I'd likely take out the fussy levels that I've heard so many complain about, and do my own shelves, plus of course add some hammocks and stuff, but I don't think you'll beat that price for most anything you'd find.


----------



## Zabora (Jun 8, 2014)

For $22 that's a steal go for it! The doors are kinda small but binder clips will hold down the fleece easily.


----------



## AznDonutBoy (Jul 10, 2014)

I use it for my big rat that doesnt get along with others. It's plenty big for 1 rat.

Pros
-22 is super cheap, i got mine for 30 second hand from someone that lost interest in pocket pets and just wanted it out
-its really a solid cage if you take care of it, the bars arent chewable and the paint doesnt flake off when rats chew on it. 

Cons
-It likes to rust kinda easily
-the doors are superrrrr tinyyyyyy ughhhhh
- assembly kinda sucks at first but once its in theres really no need to take it apart
-horizontal space sucks

For 22 id definitely buy it.


----------



## ratbasket (Apr 26, 2014)

I have on for my two girls, my only complaint is the tiny doors it makes it really hard to hang the hammocks sometimes... But for 22$?! Definitly get it!


----------



## thenightgoddess (Apr 2, 2014)

Anyone have a picture on how the binder clips work to hold the fleece on Ive heard of people doing that but I haven't been able to picture how it works.


----------



## evander (Jun 30, 2013)

I currently have my 3 newest girls in one while I wait for them to get big enough to join my other girls in my DCN. 
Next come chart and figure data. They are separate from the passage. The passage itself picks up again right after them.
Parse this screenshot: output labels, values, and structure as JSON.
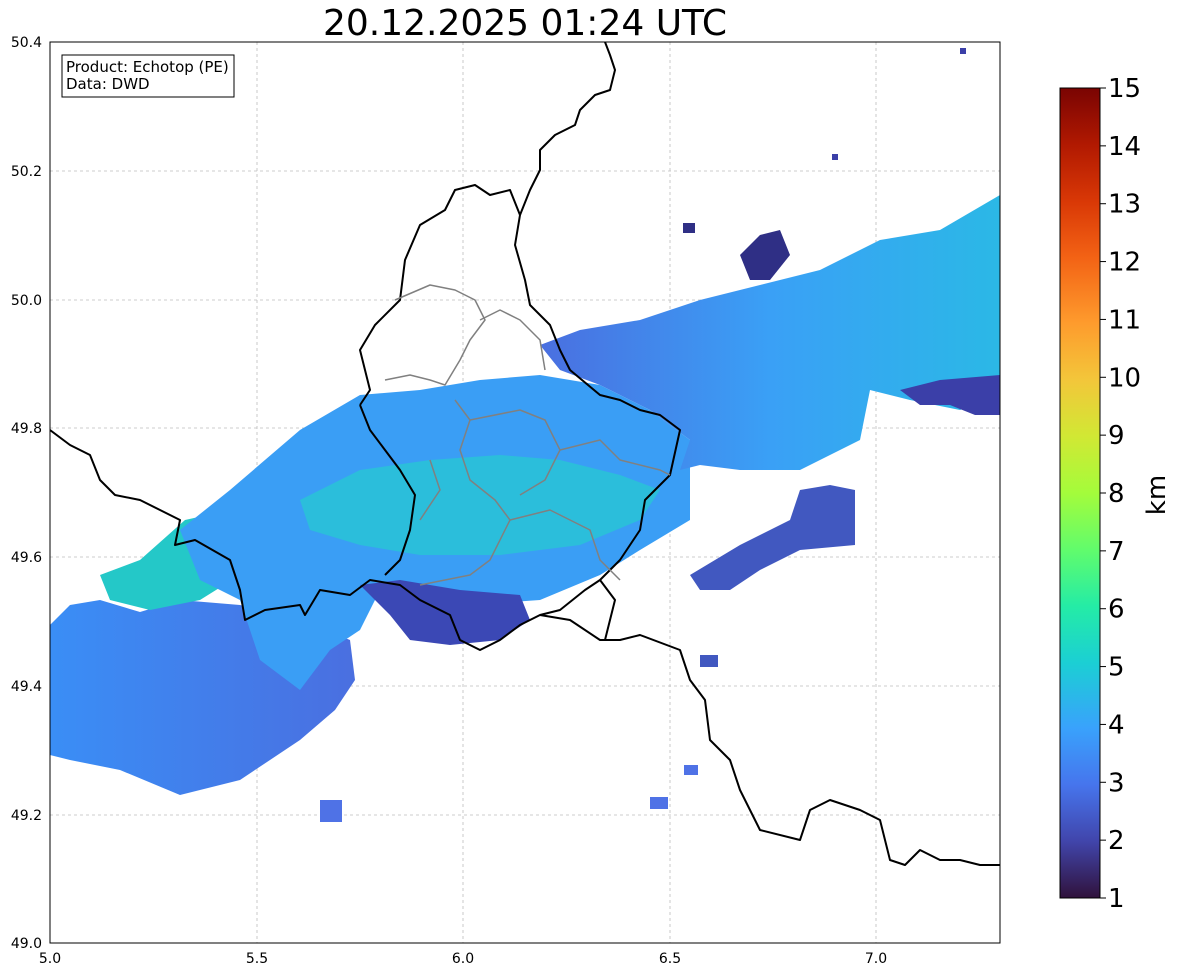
{
  "title": "20.12.2025 01:24 UTC",
  "info_box": {
    "line1": "Product: Echotop (PE)",
    "line2": "Data: DWD"
  },
  "chart_data": {
    "type": "heatmap",
    "title": "20.12.2025 01:24 UTC",
    "xlabel": "",
    "ylabel": "",
    "xlim": [
      5.0,
      7.3
    ],
    "ylim": [
      49.0,
      50.4
    ],
    "x_ticks": [
      "5.0",
      "5.5",
      "6.0",
      "6.5",
      "7.0"
    ],
    "y_ticks": [
      "49.0",
      "49.2",
      "49.4",
      "49.6",
      "49.8",
      "50.0",
      "50.2",
      "50.4"
    ],
    "grid": true,
    "colorbar": {
      "label": "km",
      "range": [
        1,
        15
      ],
      "ticks": [
        "1",
        "2",
        "3",
        "4",
        "5",
        "6",
        "7",
        "8",
        "9",
        "10",
        "11",
        "12",
        "13",
        "14",
        "15"
      ],
      "colormap": "turbo",
      "colors": [
        "#30123b",
        "#4145ab",
        "#4675ed",
        "#39a2fc",
        "#1bcfd4",
        "#24eca6",
        "#61fc6c",
        "#a4fc3b",
        "#d1e834",
        "#f3c63a",
        "#fe9b2d",
        "#f36315",
        "#d93806",
        "#b11901",
        "#7a0402"
      ]
    },
    "echotop_cells_km": [
      {
        "region": "southwest band (49.25-49.5 N, 5.0-5.7 E)",
        "value": 3.5
      },
      {
        "region": "west band (49.55-49.65 N, 5.1-5.4 E)",
        "value": 5.0
      },
      {
        "region": "central band (49.55-49.85 N, 5.5-6.55 E)",
        "value": 4.3
      },
      {
        "region": "south-central strip (49.45-49.55 N, 5.9-6.2 E)",
        "value": 2.5
      },
      {
        "region": "northeast band (49.8-50.15 N, 6.5-7.3 E)",
        "value": 4.0
      },
      {
        "region": "northeast top (50.05-50.12 N, 6.7-6.8 E)",
        "value": 2.0
      },
      {
        "region": "east-central patch (49.5-49.7 N, 6.55-6.95 E)",
        "value": 3.0
      }
    ]
  }
}
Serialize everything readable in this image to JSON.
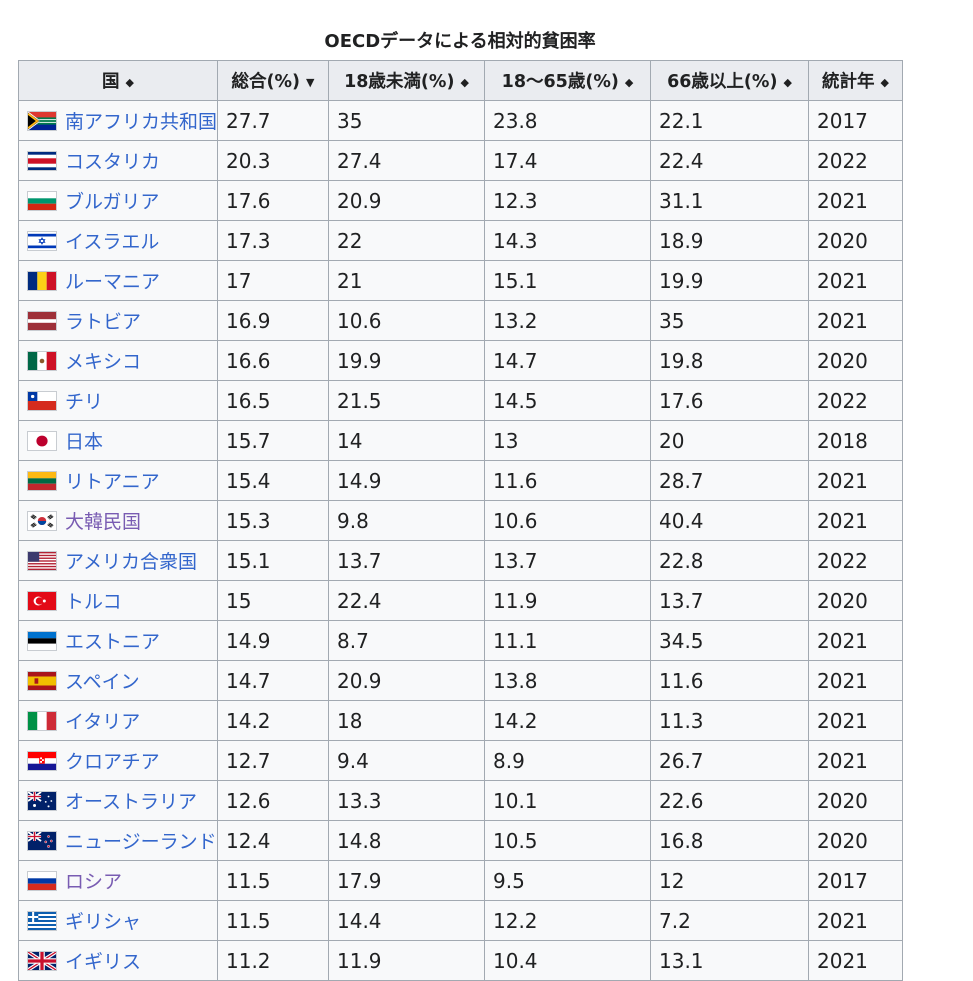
{
  "caption": "OECDデータによる相対的貧困率",
  "headers": [
    "国",
    "総合(%)",
    "18歳未満(%)",
    "18～65歳(%)",
    "66歳以上(%)",
    "統計年"
  ],
  "sort_icons": [
    "sort-both-icon",
    "sort-down-icon",
    "sort-both-icon",
    "sort-both-icon",
    "sort-both-icon",
    "sort-both-icon"
  ],
  "rows": [
    {
      "country": "南アフリカ共和国",
      "flag": "za",
      "values": [
        "27.7",
        "35",
        "23.8",
        "22.1",
        "2017"
      ]
    },
    {
      "country": "コスタリカ",
      "flag": "cr",
      "values": [
        "20.3",
        "27.4",
        "17.4",
        "22.4",
        "2022"
      ]
    },
    {
      "country": "ブルガリア",
      "flag": "bg",
      "values": [
        "17.6",
        "20.9",
        "12.3",
        "31.1",
        "2021"
      ]
    },
    {
      "country": "イスラエル",
      "flag": "il",
      "values": [
        "17.3",
        "22",
        "14.3",
        "18.9",
        "2020"
      ]
    },
    {
      "country": "ルーマニア",
      "flag": "ro",
      "values": [
        "17",
        "21",
        "15.1",
        "19.9",
        "2021"
      ]
    },
    {
      "country": "ラトビア",
      "flag": "lv",
      "values": [
        "16.9",
        "10.6",
        "13.2",
        "35",
        "2021"
      ]
    },
    {
      "country": "メキシコ",
      "flag": "mx",
      "values": [
        "16.6",
        "19.9",
        "14.7",
        "19.8",
        "2020"
      ]
    },
    {
      "country": "チリ",
      "flag": "cl",
      "values": [
        "16.5",
        "21.5",
        "14.5",
        "17.6",
        "2022"
      ]
    },
    {
      "country": "日本",
      "flag": "jp",
      "values": [
        "15.7",
        "14",
        "13",
        "20",
        "2018"
      ]
    },
    {
      "country": "リトアニア",
      "flag": "lt",
      "values": [
        "15.4",
        "14.9",
        "11.6",
        "28.7",
        "2021"
      ]
    },
    {
      "country": "大韓民国",
      "flag": "kr",
      "values": [
        "15.3",
        "9.8",
        "10.6",
        "40.4",
        "2021"
      ]
    },
    {
      "country": "アメリカ合衆国",
      "flag": "us",
      "values": [
        "15.1",
        "13.7",
        "13.7",
        "22.8",
        "2022"
      ]
    },
    {
      "country": "トルコ",
      "flag": "tr",
      "values": [
        "15",
        "22.4",
        "11.9",
        "13.7",
        "2020"
      ]
    },
    {
      "country": "エストニア",
      "flag": "ee",
      "values": [
        "14.9",
        "8.7",
        "11.1",
        "34.5",
        "2021"
      ]
    },
    {
      "country": "スペイン",
      "flag": "es",
      "values": [
        "14.7",
        "20.9",
        "13.8",
        "11.6",
        "2021"
      ]
    },
    {
      "country": "イタリア",
      "flag": "it",
      "values": [
        "14.2",
        "18",
        "14.2",
        "11.3",
        "2021"
      ]
    },
    {
      "country": "クロアチア",
      "flag": "hr",
      "values": [
        "12.7",
        "9.4",
        "8.9",
        "26.7",
        "2021"
      ]
    },
    {
      "country": "オーストラリア",
      "flag": "au",
      "values": [
        "12.6",
        "13.3",
        "10.1",
        "22.6",
        "2020"
      ]
    },
    {
      "country": "ニュージーランド",
      "flag": "nz",
      "values": [
        "12.4",
        "14.8",
        "10.5",
        "16.8",
        "2020"
      ]
    },
    {
      "country": "ロシア",
      "flag": "ru",
      "values": [
        "11.5",
        "17.9",
        "9.5",
        "12",
        "2017"
      ]
    },
    {
      "country": "ギリシャ",
      "flag": "gr",
      "values": [
        "11.5",
        "14.4",
        "12.2",
        "7.2",
        "2021"
      ]
    },
    {
      "country": "イギリス",
      "flag": "gb",
      "values": [
        "11.2",
        "11.9",
        "10.4",
        "13.1",
        "2021"
      ]
    }
  ],
  "colors": {
    "link": "#3366cc",
    "visited_link": "#795cb2",
    "header_bg": "#eaecf0",
    "cell_bg": "#f8f9fa",
    "border": "#a2a9b1"
  }
}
I put mine in the shower to clean it too and find it fairly easy.

$22 is a real bargain!! I paid $40 2nd hand from CL.


----------



## thenightgoddess (Apr 2, 2014)

I just went and got it today but I haven't taken it out of the box yet. It looks like the store might just be trying to get rid of them that is why they are all so cheap because all three boxes were damaged and partly open.


----------



## Malarz (Sep 7, 2014)

I have this very cage! And it cost me $80  So for $22 it's a steal. Imo it is very big, and my two girls have plenty of room. I was concerned about their fingers getting stuck between wires, but that never happened. Yet as a precaution I removed the ladders from one level to another. Rats jump and climb, and don't really need those. Additionally it's more room without the ladders.


----------



## Jackie (Jan 31, 2013)

Great! That was a really good price! It has it's annoyances but it's one of the best starter cages I think. No plastic is a super plus so they can't chew out of the cage!


----------



## alexr (Aug 31, 2014)

Yup Petco is getting rid of them they are not going to make them anymore. You are lucky I tried to get a few but our store doesn't have them anymore and online they are $58.


----------



## ksaxton (Apr 20, 2014)

alexr said:


> Yup Petco is getting rid of them they are not going to make them anymore. You are lucky I tried to get a few but our store doesn't have them anymore and online they are $58.


Oh really? Why are they getting rid of them? I always thought they were popular


----------



## Zabora (Jun 8, 2014)

Yea i wasnt able to find why they are discontinued so if anyone knows will you update us?


----------